Christo – His legacy in Australia

Published June 11, 2020
Christo conducts the wrapping of Little Bay, 1969

Wrapped Coast, One Million Square Feet, Little Bay, Sydney, Australia. The most important piece of avant-garde art ever made in this country, or the the work of a madman? Both views got plenty of traction at the end of October 1969, when Christo and his wife, Jeanne-Claude (1935-2009), undertook the monumental task of wrapping part of the Sydney coastline with 90,000 square metres of synthetic fabric and 56.3 kilometres of polypropylene rope. They didn’t do it alone. Along with engineers and professional climbers, there were more than a hundred assistants involved, mainly art and architecture students from Sydney University.

Some of those helpers such as Imants Tillers, would go on to forge careers as artists. They found working with Christo to be an exhilarating, empowering experience, even though the actual wrap was a struggle with the elements. For the first time ever it felt as if Australia had pushed itself to the forefront of international contemporary art, rather than waiting patiently for the next big movement to arrive from Paris, London or New York. With Wrapped Coast, Australian art embraced a new sense of possibility, and things would never be the same again.

Christo was a Bulgarian refugee who had made his mark as an artist in Paris, where he met his wife and collaborator, Jeanne-Claude. In 1969 he was only 34 years old but had already established a worldwide reputation with a series of wrapped storefronts and an 85-metre-high air package, shown at the 1968 Kassel Documenta. Even in those days all works were jointly authored by Jeanne-Claude, but until 1994 only Christo was credited. From that year onwards – and backwards –  they shared the kudos.

Christo and Jeanne-Claude in 2005

Wrapped Coast was initiated by John Kaldor, a Hungarian refugee in Sydney, who had become successful in the textile business. Kaldor was an aspiring collector who wanted to do something really big, something that would make his adopted country sit up and take notice of what was happening overseas. He visited Christo and Jeanne-Claude in New York, cut a deal, and returned to Australia to start making arrangements, having no idea of the logistical nightmare he had embraced.

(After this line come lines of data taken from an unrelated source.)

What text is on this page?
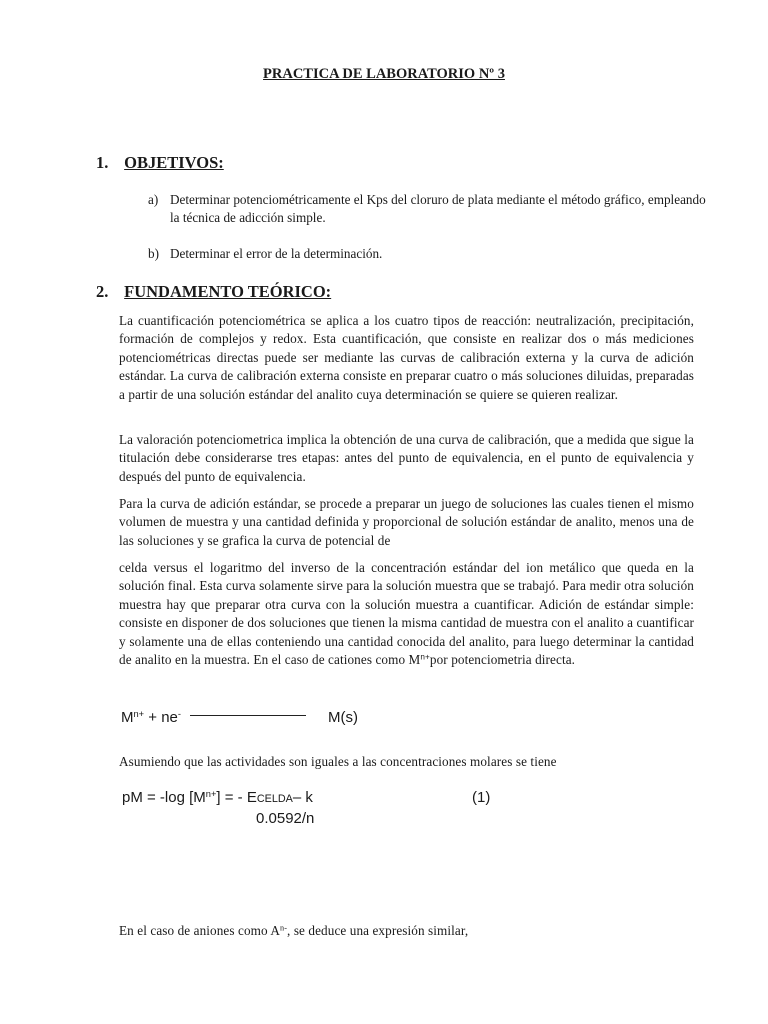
PRACTICA DE LABORATORIO Nº 3
1. OBJETIVOS:
a) Determinar potenciométricamente el Kps del cloruro de plata mediante el método gráfico, empleando la técnica de adicción simple.
b) Determinar el error de la determinación.
2. FUNDAMENTO TEÓRICO:
La cuantificación potenciométrica se aplica a los cuatro tipos de reacción: neutralización, precipitación, formación de complejos y redox. Esta cuantificación, que consiste en realizar dos o más mediciones potenciométricas directas puede ser mediante las curvas de calibración externa y la curva de adición estándar. La curva de calibración externa consiste en preparar cuatro o más soluciones diluidas, preparadas a partir de una solución estándar del analito cuya determinación se quiere se quieren realizar.
La valoración potenciometrica implica la obtención de una curva de calibración, que a medida que sigue la titulación debe considerarse tres etapas: antes del punto de equivalencia, en el punto de equivalencia y después del punto de equivalencia.
Para la curva de adición estándar, se procede a preparar un juego de soluciones las cuales tienen el mismo volumen de muestra y una cantidad definida y proporcional de solución estándar de analito, menos una de las soluciones y se grafica la curva de potencial de
celda versus el logaritmo del inverso de la concentración estándar del ion metálico que queda en la solución final. Esta curva solamente sirve para la solución muestra que se trabajó. Para medir otra solución muestra hay que preparar otra curva con la solución muestra a cuantificar. Adición de estándar simple: consiste en disponer de dos soluciones que tienen la misma cantidad de muestra con el analito a cuantificar y solamente una de ellas conteniendo una cantidad conocida del analito, para luego determinar la cantidad de analito en la muestra. En el caso de cationes como $M^{n+}por$ potenciometria directa.
$M^{n+} + ne^-$	M(s)
Asumiendo que las actividades son iguales a las concentraciones molares se tiene
pM = -log $[M^{n+}]$ = - ECELDA– k
0.0592/n
(1)
En el caso de aniones como $A^{n-}$, se deduce una expresión similar,
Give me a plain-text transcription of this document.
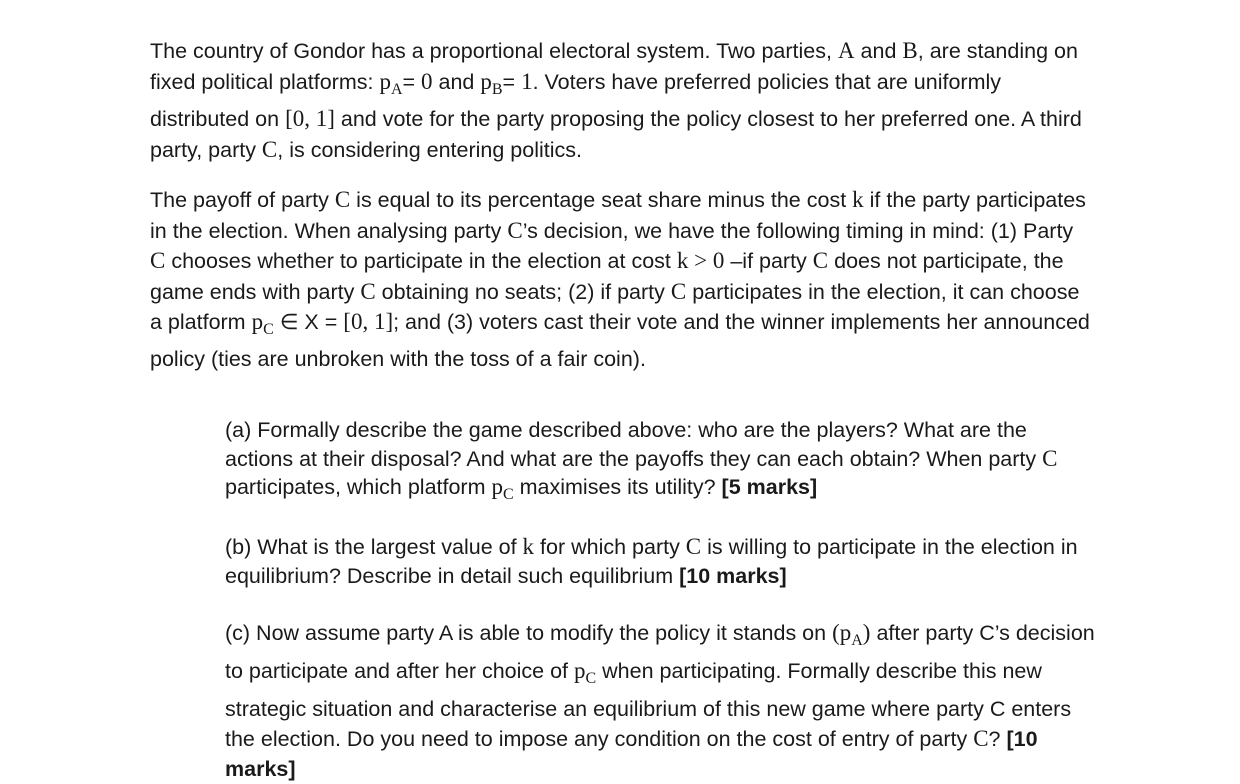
The country of Gondor has a proportional electoral system. Two parties, A and B, are standing on fixed political platforms: $p_A= 0$ and $p_B= 1$. Voters have preferred policies that are uniformly distributed on [0, 1] and vote for the party proposing the policy closest to her preferred one. A third party, party C, is considering entering politics.

The payoff of party C is equal to its percentage seat share minus the cost k if the party participates in the election. When analysing party C’s decision, we have the following timing in mind: (1) Party C chooses whether to participate in the election at cost k > 0 –if party C does not participate, the game ends with party C obtaining no seats; (2) if party C participates in the election, it can choose a platform $p_C$ ∈ X = [0, 1]; and (3) voters cast their vote and the winner implements her announced policy (ties are unbroken with the toss of a fair coin).

(a) Formally describe the game described above: who are the players? What are the actions at their disposal? And what are the payoffs they can each obtain? When party C participates, which platform $p_C$ maximises its utility? [5 marks]

(b) What is the largest value of k for which party C is willing to participate in the election in equilibrium? Describe in detail such equilibrium [10 marks]

(c) Now assume party A is able to modify the policy it stands on $(p_A)$ after party C’s decision to participate and after her choice of $p_C$ when participating. Formally describe this new strategic situation and characterise an equilibrium of this new game where party C enters the election. Do you need to impose any condition on the cost of entry of party C? [10 marks]
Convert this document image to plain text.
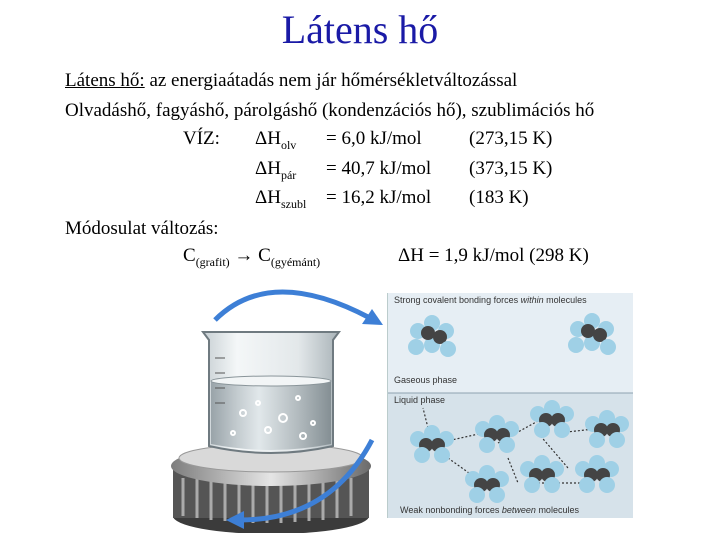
Látens hő
Látens hő: az energiaátadás nem jár hőmérsékletváltozással
Olvadáshő, fagyáshő, párolgáshő (kondenzációs hő), szublimációs hő
VÍZ: $\Delta H_{olv} = 6,0$ kJ/mol (273,15 K)
$\Delta H_{pár} = 40,7$ kJ/mol (373,15 K)
$\Delta H_{szubl} = 16,2$ kJ/mol (183 K)
Módosulat változás:
$C_{(grafit)} \to C_{(gyémánt)}$	ΔH = 1,9 kJ/mol (298 K)
Strong covalent bonding forces within molecules
Gaseous phase
Liquid phase
Weak nonbonding forces between molecules
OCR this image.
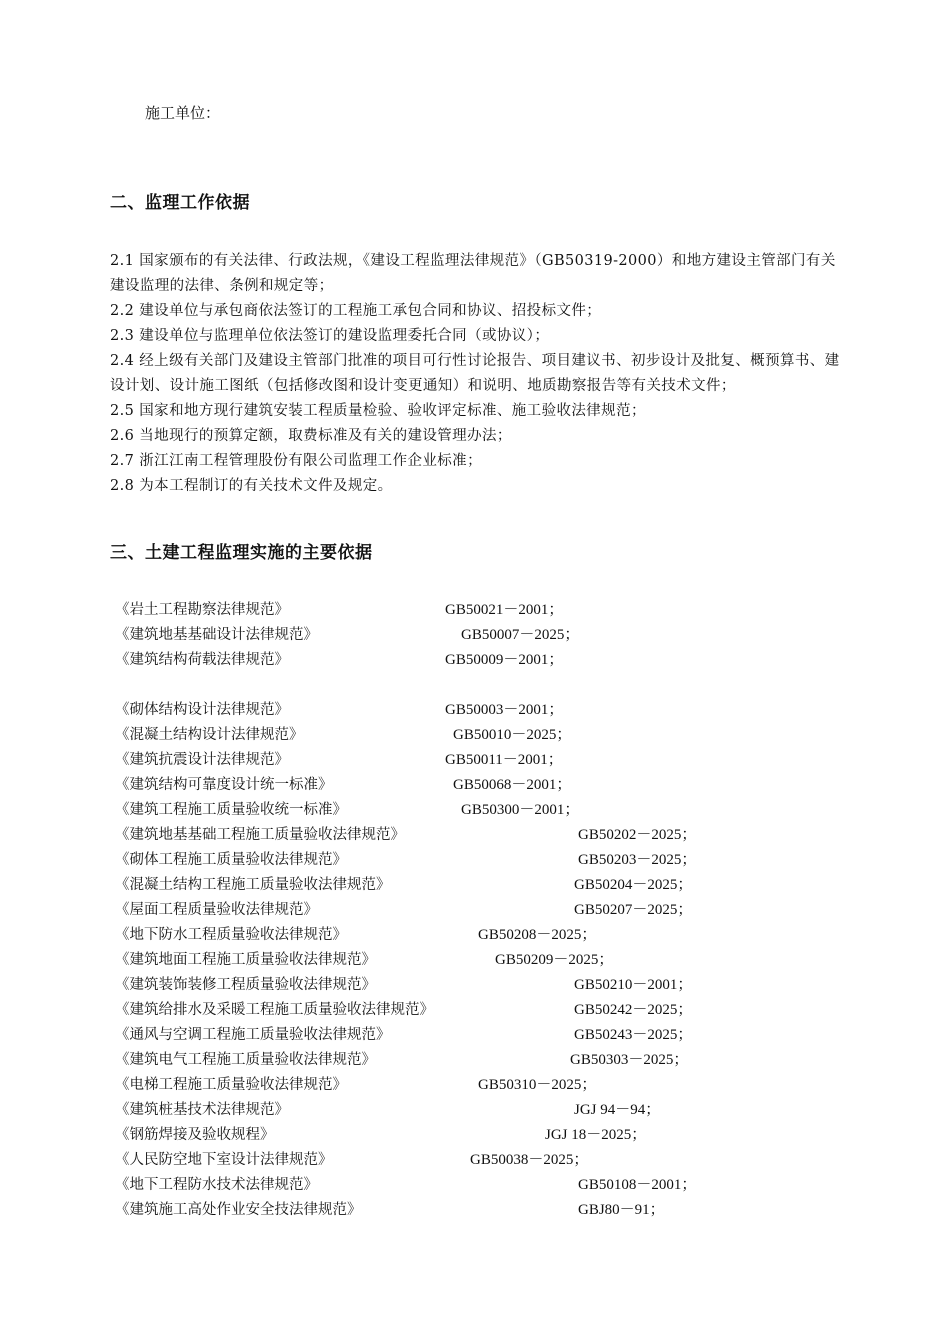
施工单位：
二、监理工作依据

2.1 国家颁布的有关法律、行政法规，《建设工程监理法律规范》（GB50319-2000）和地方建设主管部门有关建设监理的法律、条例和规定等；

2.2 建设单位与承包商依法签订的工程施工承包合同和协议、招投标文件；

2.3 建设单位与监理单位依法签订的建设监理委托合同（或协议）；

2.4 经上级有关部门及建设主管部门批准的项目可行性讨论报告、项目建议书、初步设计及批复、概预算书、建设计划、设计施工图纸（包括修改图和设计变更通知）和说明、地质勘察报告等有关技术文件；

2.5 国家和地方现行建筑安装工程质量检验、验收评定标准、施工验收法律规范；

2.6 当地现行的预算定额，取费标准及有关的建设管理办法；

2.7 浙江江南工程管理股份有限公司监理工作企业标准；

2.8 为本工程制订的有关技术文件及规定。

三、土建工程监理实施的主要依据
《岩土工程勘察法律规范》	GB50021－2001；
《建筑地基基础设计法律规范》	GB50007－2025；
《建筑结构荷载法律规范》	GB50009－2001；
《砌体结构设计法律规范》	GB50003－2001；
《混凝土结构设计法律规范》	GB50010－2025；
《建筑抗震设计法律规范》	GB50011－2001；
《建筑结构可靠度设计统一标准》	GB50068－2001；
《建筑工程施工质量验收统一标准》	GB50300－2001；
《建筑地基基础工程施工质量验收法律规范》	GB50202－2025；
《砌体工程施工质量验收法律规范》	GB50203－2025；
《混凝土结构工程施工质量验收法律规范》	GB50204－2025；
《屋面工程质量验收法律规范》	GB50207－2025；
《地下防水工程质量验收法律规范》	GB50208－2025；
《建筑地面工程施工质量验收法律规范》	GB50209－2025；
《建筑装饰装修工程质量验收法律规范》	GB50210－2001；
《建筑给排水及采暖工程施工质量验收法律规范》	GB50242－2025；
《通风与空调工程施工质量验收法律规范》	GB50243－2025；
《建筑电气工程施工质量验收法律规范》	GB50303－2025；
《电梯工程施工质量验收法律规范》	GB50310－2025；
《建筑桩基技术法律规范》	JGJ 94－94；
《钢筋焊接及验收规程》	JGJ 18－2025；
《人民防空地下室设计法律规范》	GB50038－2025；
《地下工程防水技术法律规范》	GB50108－2001；
《建筑施工高处作业安全技法律规范》	GBJ80－91；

Last Year, Kaldor Public Art Projects celebrated 50 years, and another 33 projects, but none of them was ever so difficult, so groundbreaking or controversial as Wrapped Coast.

The story is told in detail in Samantha Lang’s 2019 documentary, It All Started with a Stale Sandwich, which samples the media coverage the project generated. Wrapped Coast was loved and hated, celebrated and mocked. For every man-in-the-street who cried: “That’s not art!”, there was another who thought it was marvellous. Christo and Jeanne-Claude polarised their audence and got people talking, which is the ultimate goal of every avant-garde artist. It was, at the time, the largest work of art ever made – and it was made right here in Sydney!

Even the greatest Aussie phillistine could appreciate the fact that, once again, we were leading the world. Not only did we have the best barrier reef, the biggest rock, the best cricketers and surfers, we also had the biggest work of avant-garde art.

It may not have been quite so simple, but there’s no doubt that Wrapped Coast is looked back upon with great affection. Many have seen it as a tipping point in Australian culture – an event that signalled our coming of age as a sophisticated, cosmopolitan society. Only three years earlier Australians had been admiring themselves and laughing at their own insularity in the film, They’re a Weird Mob (1966), now they could feel part of the wider world. We owe it to Christo, with a bit of help from Jeanne-Claude and John Kaldor, that we began to realise art could be more than a picture hanging on a wall; it could be experienced in many different ways, and belong to everybody. No visitor to this country, within a few short weeks, has left such a unique legacy.